Tuesday, December 11, 2012

Double Chocolate Chip Cookies


Since my Mama and I are in Christmas cookie baking mode in our two homes on either end of the country, I hereby proclaim it cookie week on the blog.  It's one thing that brings us together, even from far away!  

I'm starting with this variety because of my Dad.  I'm sure many men appreciate a good cookie, but Dad seemed to have (still has!) a fondness for them, probably because he knew they were made especially because somebody loved him!  

When it was Dad's turn to bake and show a little cookie love, it seemed like he usually chose to make chocolate cookies.  It was just a little different from our usual chocolate chip, but still with the ever-so important element:  chocolate. :)

You'll notice as we churn out some yummy recipes on here, the method is pretty much the same for every cookie.  That's how it's supposed to be!  It's how you get that crispy edge and chewy middle most people love about cookies.  So let's get baking.

Start by combining the butter, shortening and sugars in a mixing bowl,


and beating (preferably with an electric mixer) until creamy.  

Cookie notes:  softened butter (which most cookie recipes call for) is really just out of the fridge an hour or so before.  It gives a little when you squeeze it, but it won't squish and goo all over your hand.  Also, "creaming" the butter and sugar cuts pockets into the fat for the sugar to perfectly incorporate, and the batter will lighten in color quite a bit when properly done.
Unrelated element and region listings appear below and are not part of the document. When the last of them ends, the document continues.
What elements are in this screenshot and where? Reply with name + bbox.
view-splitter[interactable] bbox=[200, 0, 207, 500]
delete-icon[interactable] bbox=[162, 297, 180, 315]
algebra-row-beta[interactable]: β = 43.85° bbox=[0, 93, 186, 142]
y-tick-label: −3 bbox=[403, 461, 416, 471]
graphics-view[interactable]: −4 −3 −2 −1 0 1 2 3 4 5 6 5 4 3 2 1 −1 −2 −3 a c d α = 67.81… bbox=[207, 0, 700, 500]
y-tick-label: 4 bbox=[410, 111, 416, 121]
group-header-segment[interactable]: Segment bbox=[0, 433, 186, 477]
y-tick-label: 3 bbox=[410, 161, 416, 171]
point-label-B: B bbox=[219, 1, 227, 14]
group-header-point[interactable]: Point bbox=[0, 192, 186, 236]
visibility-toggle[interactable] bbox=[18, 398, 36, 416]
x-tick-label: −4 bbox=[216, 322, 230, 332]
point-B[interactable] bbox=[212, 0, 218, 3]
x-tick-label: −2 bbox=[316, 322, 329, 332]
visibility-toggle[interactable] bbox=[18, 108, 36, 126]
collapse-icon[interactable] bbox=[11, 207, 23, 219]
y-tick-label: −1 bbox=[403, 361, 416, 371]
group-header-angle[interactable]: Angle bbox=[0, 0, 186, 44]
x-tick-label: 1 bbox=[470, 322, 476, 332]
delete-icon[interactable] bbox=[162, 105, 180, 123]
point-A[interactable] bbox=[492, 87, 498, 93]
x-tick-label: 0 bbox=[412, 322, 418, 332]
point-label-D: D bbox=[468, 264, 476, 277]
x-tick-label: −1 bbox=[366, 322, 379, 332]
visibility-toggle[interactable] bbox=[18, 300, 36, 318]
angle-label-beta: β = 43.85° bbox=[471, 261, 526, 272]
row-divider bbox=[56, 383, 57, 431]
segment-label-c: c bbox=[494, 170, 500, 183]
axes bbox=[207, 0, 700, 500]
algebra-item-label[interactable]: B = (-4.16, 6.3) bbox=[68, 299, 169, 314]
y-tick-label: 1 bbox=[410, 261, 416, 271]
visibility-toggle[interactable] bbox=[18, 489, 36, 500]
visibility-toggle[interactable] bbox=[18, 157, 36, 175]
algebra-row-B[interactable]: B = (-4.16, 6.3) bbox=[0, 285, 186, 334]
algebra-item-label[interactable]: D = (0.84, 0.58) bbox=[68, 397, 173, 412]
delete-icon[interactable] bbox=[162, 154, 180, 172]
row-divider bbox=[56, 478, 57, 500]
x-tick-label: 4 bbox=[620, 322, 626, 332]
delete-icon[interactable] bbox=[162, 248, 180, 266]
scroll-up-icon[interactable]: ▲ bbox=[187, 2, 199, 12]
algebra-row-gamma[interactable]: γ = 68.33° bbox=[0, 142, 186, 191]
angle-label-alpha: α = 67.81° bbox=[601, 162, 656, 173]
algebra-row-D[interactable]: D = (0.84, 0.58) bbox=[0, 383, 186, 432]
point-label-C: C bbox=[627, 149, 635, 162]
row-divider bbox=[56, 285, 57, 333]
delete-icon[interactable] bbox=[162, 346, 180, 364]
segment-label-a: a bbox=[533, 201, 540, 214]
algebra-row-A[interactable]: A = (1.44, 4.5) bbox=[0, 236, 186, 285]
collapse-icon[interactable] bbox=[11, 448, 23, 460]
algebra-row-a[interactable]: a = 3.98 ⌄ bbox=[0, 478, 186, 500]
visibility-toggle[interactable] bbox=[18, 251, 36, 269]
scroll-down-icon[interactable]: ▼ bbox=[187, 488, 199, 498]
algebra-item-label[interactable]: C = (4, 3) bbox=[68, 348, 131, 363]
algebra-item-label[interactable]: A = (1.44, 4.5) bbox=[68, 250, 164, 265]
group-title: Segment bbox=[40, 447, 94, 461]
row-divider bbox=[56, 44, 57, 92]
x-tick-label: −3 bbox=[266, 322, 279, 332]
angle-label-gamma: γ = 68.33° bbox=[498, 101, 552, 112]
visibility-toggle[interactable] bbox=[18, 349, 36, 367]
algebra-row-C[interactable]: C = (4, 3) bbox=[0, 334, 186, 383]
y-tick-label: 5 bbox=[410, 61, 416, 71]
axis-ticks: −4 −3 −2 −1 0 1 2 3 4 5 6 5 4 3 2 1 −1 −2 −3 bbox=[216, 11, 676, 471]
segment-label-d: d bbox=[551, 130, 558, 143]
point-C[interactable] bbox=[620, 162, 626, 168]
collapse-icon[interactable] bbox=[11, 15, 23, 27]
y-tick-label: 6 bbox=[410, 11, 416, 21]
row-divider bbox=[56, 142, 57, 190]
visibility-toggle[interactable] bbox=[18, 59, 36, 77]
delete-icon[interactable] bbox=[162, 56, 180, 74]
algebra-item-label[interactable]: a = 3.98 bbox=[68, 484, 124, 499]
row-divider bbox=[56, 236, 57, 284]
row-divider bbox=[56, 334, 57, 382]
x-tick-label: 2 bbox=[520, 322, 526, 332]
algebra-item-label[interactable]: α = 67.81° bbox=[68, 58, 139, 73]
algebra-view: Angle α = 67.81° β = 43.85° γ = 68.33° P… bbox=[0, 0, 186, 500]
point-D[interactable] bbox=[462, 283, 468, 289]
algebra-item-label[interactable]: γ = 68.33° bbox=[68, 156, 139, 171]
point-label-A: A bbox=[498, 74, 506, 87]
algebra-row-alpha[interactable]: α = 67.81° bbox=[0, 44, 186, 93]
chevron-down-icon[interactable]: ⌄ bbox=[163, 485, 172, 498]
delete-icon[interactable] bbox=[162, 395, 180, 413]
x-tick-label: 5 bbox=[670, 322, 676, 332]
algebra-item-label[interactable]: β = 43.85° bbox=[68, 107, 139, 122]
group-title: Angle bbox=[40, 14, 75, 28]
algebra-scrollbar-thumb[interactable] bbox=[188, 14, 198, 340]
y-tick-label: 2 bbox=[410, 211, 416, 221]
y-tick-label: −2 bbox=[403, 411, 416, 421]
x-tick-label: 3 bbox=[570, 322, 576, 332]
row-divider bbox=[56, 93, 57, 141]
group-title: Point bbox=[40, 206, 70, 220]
Once your mixture is creamed, add in the eggs and vanilla.


Mix those in, then add the dry ingredients.  You can (and maybe should) sift them together first, but I always just cheat a little and sprinkle them all over each other and sort of "mix" them together before letting them blend with the wet ingredients.  You can do that, too.  I won't tell if you don't.


You can stop there if you must, but if you're feeling like chocolate chocolate is the order of the day, stir in some chocolate chips.  Or M&M's.  Or Andes' Mints.  You get the idea.


Drop them by spoonfuls on a baking sheet.  I usually go for the smaller size (teaspoonfuls/small cookie scoop) so you don't go into chocolate overload.


You want them to look a little soft in the middle.  Fudgy is the name of the game here.  Eat some right now, off the pan.  


If you transfer them to a cooling rack a little too warm, you'll "accidentally" break a couple, which is a good excuse to eat them hot.  They're still good cooled of course, but warm and gooey they're to die for.


Double Chocolate Chip Cookies

1/2 cup butter, softened

1/2 cup shortening
3/4 cup brown sugar
3/4 cup granulated sugar
2 eggs
2 tsp vanilla
2/3 cup cocoa
3/4 tsp baking soda
1/4 tsp salt
2 cups chocolate chips

Cream fats and sugars.  Mix in eggs and vanilla.  Combine dry ingredients and mix well.  Stir in chocolate chips.  Drop by teaspoonfuls onto ungreased baking sheet and bake at 350 for 6 to 8 minutes, or until edges are crispy and centers still look a little chewy!  Cool on wire racks and store in an airtight container.